• No results found

6 Gaan we “kinderen op maat ” creëren in onze maatschappij?

7.4 Onderwijs en leren op maat van het kind, een mensgerichte benadering

7.4.4 Waarom is mensgericht onderwijs op maat voor het kind van vandaag?

In de tweede casus over Jaap in de ALIVE school, kon men lezen dat ik me afvroeg of kinderen op een mensgerichte school wel iets zouden leren, als ze zoveel ruimte en vrijheid krijgen om al spelend te ontdekken en als ze geen schoolvakken hebben waarin ze huiswerk moeten maken. Hoe zou een kind als Jaap, toch al 10 jaar oud, dan ooit gaan leren lezen, schrijven en rekenen als het hem niet aangeleerd wordt? Een kind hoort toch op een bepaalde leeftijd een aantal leerstofonderdelen voorgeschoteld te krijgen, anders loopt het kind toch achterstand op en kan het nauwelijks nog verder mee in zijn schoolloopbaan en zijn algemene ontwikkeling?

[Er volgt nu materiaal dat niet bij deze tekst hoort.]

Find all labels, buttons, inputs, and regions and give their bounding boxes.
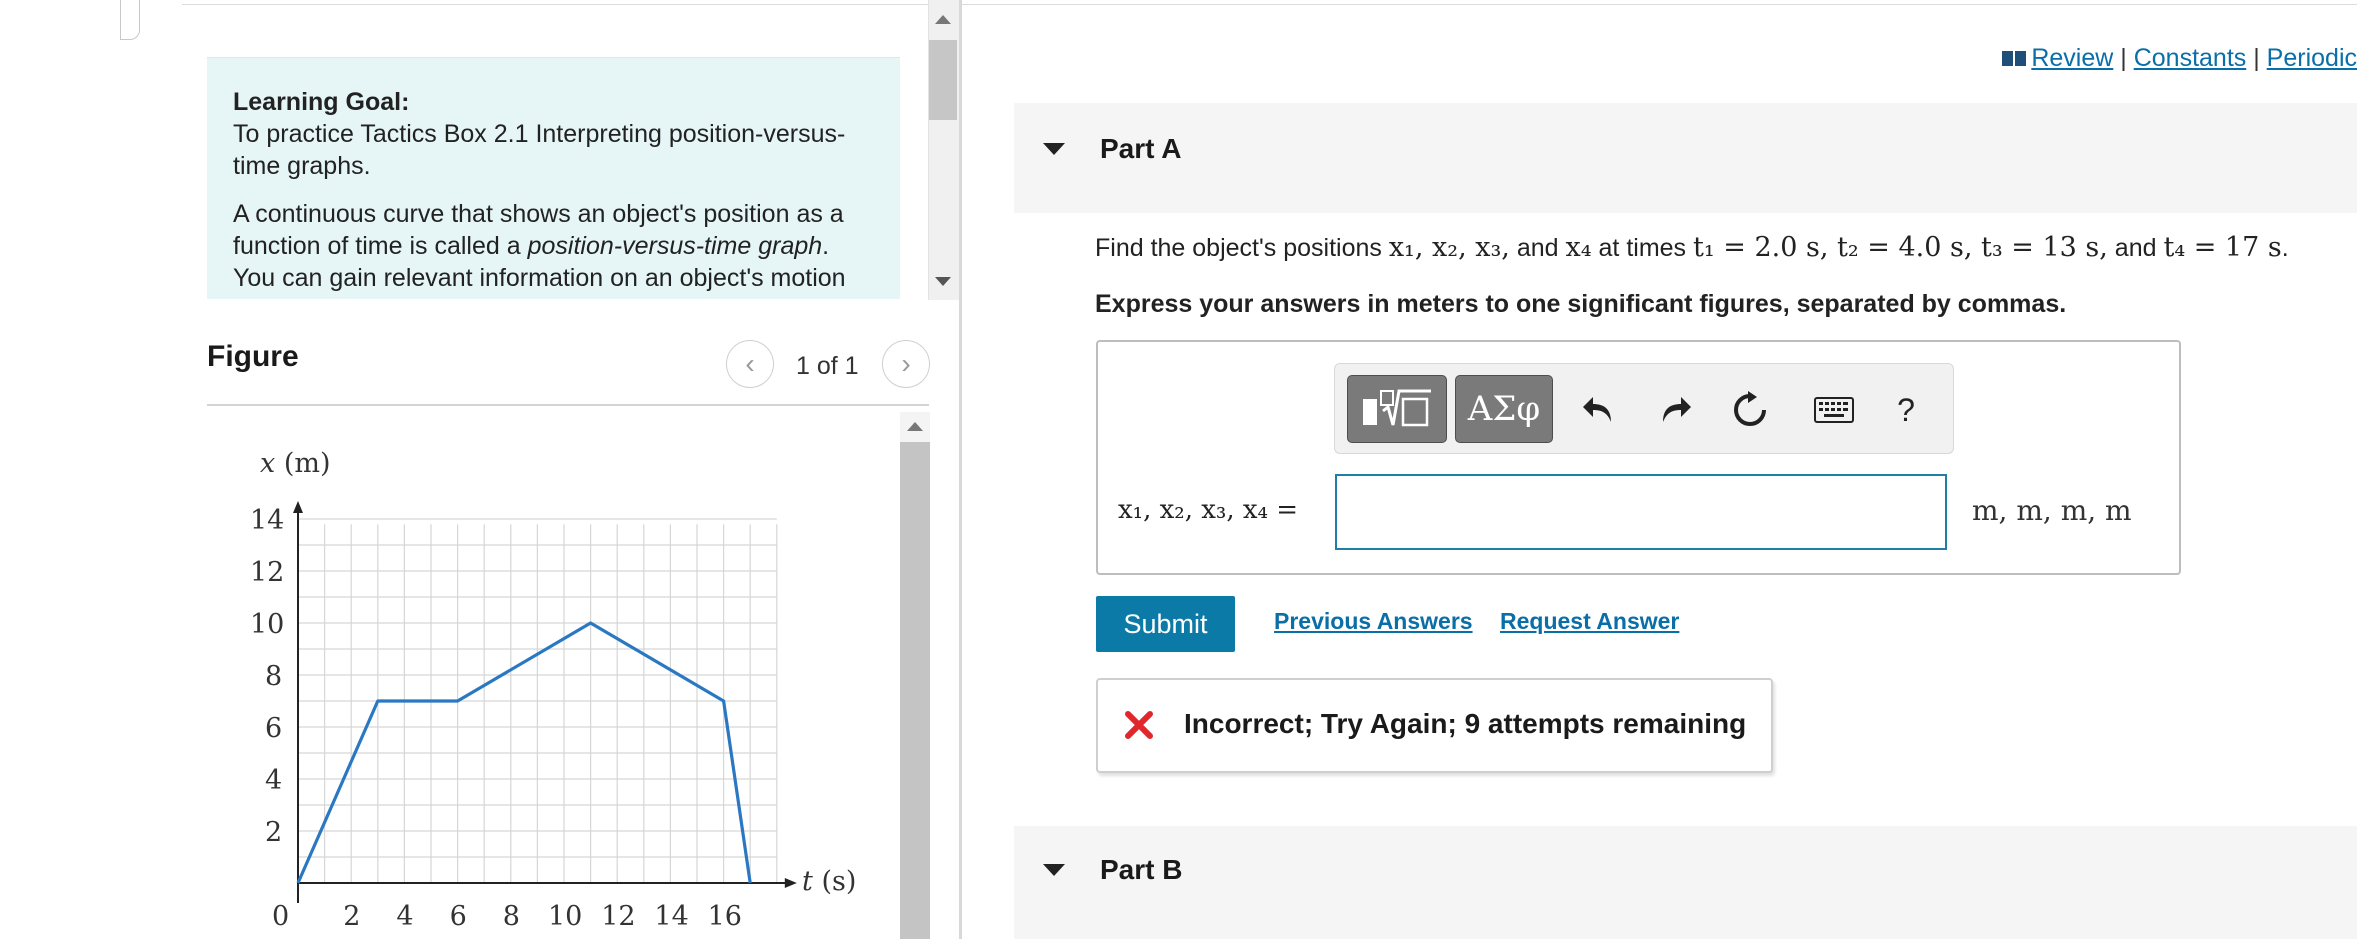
undo-button[interactable] [1577, 388, 1621, 432]
question-time4: t₄ = 17 s [2163, 232, 2282, 263]
y-tick-label: 12 [250, 557, 284, 588]
next-figure-button[interactable]: › [882, 340, 930, 388]
prev-figure-button[interactable]: ‹ [726, 340, 774, 388]
y-axis-label: x (m) [260, 448, 331, 479]
symbols-button[interactable]: ΑΣφ [1455, 375, 1553, 443]
x-axis-label: t (s) [802, 866, 856, 897]
question-end: . [2281, 234, 2289, 262]
request-answer-link[interactable]: Request Answer [1500, 608, 1679, 635]
goal-scrollbar-thumb[interactable] [929, 40, 957, 120]
part-b-header[interactable]: Part B [1014, 826, 2357, 939]
x-tick-label: 14 [654, 901, 688, 932]
review-link[interactable]: Review [2031, 44, 2113, 72]
keyboard-icon [1814, 397, 1854, 423]
figure-pager: 1 of 1 [796, 352, 859, 380]
description-emphasis: position-versus-time graph [527, 232, 823, 260]
x-tick-label: 0 [272, 901, 289, 932]
part-a-header[interactable]: Part A [1014, 103, 2357, 213]
y-tick-label: 2 [265, 817, 282, 848]
y-tick-label: 10 [250, 609, 284, 640]
scroll-up-icon[interactable] [935, 15, 951, 24]
scroll-down-icon[interactable] [935, 277, 951, 286]
caret-down-icon[interactable] [1043, 143, 1065, 155]
submit-button[interactable]: Submit [1096, 596, 1235, 652]
question-vars: x₁, x₂, x₃, [1388, 232, 1510, 263]
question-and: and [1509, 234, 1566, 262]
link-separator: | [2253, 44, 2260, 72]
keyboard-button[interactable] [1813, 390, 1855, 430]
question-middle: at times [1591, 234, 1693, 262]
top-divider [182, 4, 2357, 5]
x-tick-label: 16 [708, 901, 742, 932]
panel-divider[interactable] [959, 0, 962, 939]
book-icon [2002, 51, 2027, 66]
question-prefix: Find the object's positions [1095, 234, 1389, 262]
top-tab [120, 0, 140, 40]
error-x-icon [1125, 711, 1153, 739]
feedback-message: Incorrect; Try Again; 9 attempts remaini… [1184, 708, 1747, 739]
redo-button[interactable] [1653, 388, 1697, 432]
graph-axes [293, 501, 797, 903]
undo-icon [1583, 397, 1611, 422]
x-tick-label: 2 [343, 901, 360, 932]
x-tick-label: 6 [450, 901, 467, 932]
y-tick-label: 14 [250, 505, 284, 536]
figure-scrollbar[interactable] [900, 412, 930, 939]
x-tick-label: 8 [503, 901, 520, 932]
previous-answers-link[interactable]: Previous Answers [1274, 608, 1473, 635]
help-button[interactable]: ? [1885, 388, 1927, 432]
figure-title: Figure [207, 340, 299, 373]
answer-instruction: Express your answers in meters to one si… [1095, 290, 2067, 318]
learning-goal-title: Learning Goal: [233, 88, 410, 116]
y-axis-arrow [293, 501, 303, 513]
templates-button[interactable] [1347, 375, 1447, 443]
part-b-label: Part B [1100, 854, 1183, 885]
top-links: Review | Constants | Periodic [2001, 44, 2357, 73]
answer-input[interactable] [1335, 474, 1947, 550]
reset-button[interactable] [1728, 388, 1772, 432]
question-var4: x₄ [1565, 232, 1592, 263]
figure-scroll-up-icon[interactable] [907, 422, 923, 431]
graph-grid [298, 518, 778, 883]
learning-goal-text: To practice Tactics Box 2.1 Interpreting… [233, 120, 846, 180]
periodic-table-link[interactable]: Periodic [2267, 44, 2357, 72]
y-tick-label: 4 [265, 765, 282, 796]
y-tick-label: 6 [265, 713, 282, 744]
graph-ticks: 0 2 4 6 8 10 12 14 16 2 4 6 8 10 12 14 [250, 505, 742, 932]
question-text: Find the object's positions x₁, x₂, x₃, … [1095, 232, 2289, 263]
position-time-graph: 0 2 4 6 8 10 12 14 16 2 4 6 8 10 12 14 x (m) t (s) [250, 448, 856, 932]
answer-variables-label: x₁, x₂, x₃, x₄ = [1118, 495, 1298, 525]
templates-icon [1363, 389, 1431, 427]
x-tick-label: 10 [548, 901, 582, 932]
y-tick-label: 8 [265, 661, 282, 692]
question-times: t₁ = 2.0 s, t₂ = 4.0 s, t₃ = 13 s, [1693, 232, 2108, 263]
math-toolbar: ΑΣφ ? [1334, 363, 1954, 454]
question-and2: and [2107, 234, 2164, 262]
chevron-right-icon: › [901, 348, 911, 379]
figure-divider [207, 404, 929, 406]
learning-goal-box: Learning Goal: To practice Tactics Box 2… [207, 57, 900, 299]
x-tick-label: 4 [396, 901, 413, 932]
constants-link[interactable]: Constants [2134, 44, 2247, 72]
reset-icon [1734, 391, 1766, 426]
x-axis-arrow [784, 878, 797, 888]
caret-down-icon[interactable] [1043, 864, 1065, 876]
learning-goal-description: A continuous curve that shows an object'… [233, 198, 874, 294]
link-separator: | [2120, 44, 2127, 72]
part-a-label: Part A [1100, 133, 1182, 164]
feedback-box: Incorrect; Try Again; 9 attempts remaini… [1096, 678, 1773, 773]
x-tick-label: 12 [601, 901, 635, 932]
answer-units: m, m, m, m [1972, 494, 2132, 527]
chevron-left-icon: ‹ [745, 348, 755, 379]
redo-icon [1663, 397, 1691, 422]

Nog nooit eerder in de geschiedenis kwam de nadruk zo fel te liggen op het ‘kind’ en ‘zijn ontwikkeling’. Nog nooit als tevoren tracht men het kind zo nauwkeurig in kaart te brengen als vandaag. (in diverse wetenschappen)

Daarnaast leven we op moment in de meest wervelende tijd van de geschiedenis. Nog nooit gebeurde er zoveel op elke uithoek van de wereld tegelijkertijd en nog nooit was er zoveel informatie te vinden via allerlei kanalen, denk aan honderden Tv-kanalen, pc, internet, i-Phone, ... Kinderen van vandaag hebben het voorrecht om te mogen groeien in deze communicatie-informatie maatschappij, waar alle informatie die je nodig hebt over onderwerpen die je wilt leren en onderzoeken, voor het grijpen ligt en the sky the limit is of- zo lijkt het wel.

We onthouden uit vorige onderdelen dat kinderen in het regulier onderwijs hun natuurlijke interesse voor leren verliezen. Hieronder gaan we kort dit proberen te begrijpen. We zullen vaststellen dat op bepaalde belangrijke punten het regulier onderwijs haaks staat op de visie in het mensgericht onderwijs. We bekijken waarom beide onderwijssystemen kiezen voor die visie en wat de achtergrond is van hun keuzes.

a

Wat moet er allemaal geleerd worden ?

In het reguliere onderwijs

Wat een kind moet leren op school staat opgetekend in de leerdoelstellingen en eindtermen van ieder vak, iedere schoolrichting, ieder jaar. Dit is vastgelegd boven de hoofden van de leerkracht, door onderwijsspecialisten die zich baseren op ervaringen uit het verleden en ook vanuit de wetenschap dat kinderen allemaal op dezelfde manier leren, dit door vastgelegde patronen. Hieruit ontspruit een basispakket waaruit eerst leren lezen, schrijven en rekenen de eerste pijlers zijn. Verder deelt men de leerstof op in categorieën: taal, rekenen, kunst, sport, techniek en wetenschap,... Aan elk vak worden einddoelen toegeschreven, zodat ieder kind tegen 18 jaar thuis is in elke afdeling. De leerstof wordt bepaald door de tijd, de plaats en de cultuur. Vakken zoals huishoudkunde, leren omgaan met geld, naaien, koken en opvoeden zijn gedegradeerd tot ‘derderangs-vakken’ voor leerlingen die moeilijk mee kunnen in het intellectueel gericht regulier onderwijs. Een grotere waarde wordt toegeschreven aan het hoofdrekenen met lange staartdelingen, of het correct kunnen schrijven zonder dt-fouten. Terwijl men altijd en over een rekentoestel op zak kan hebben (heel veel kinderen vandaag hebben een

gsm of smartphone met dergelijke functie erop) en op elke pc waarop men huiswerk maakt staat spellingscontrole.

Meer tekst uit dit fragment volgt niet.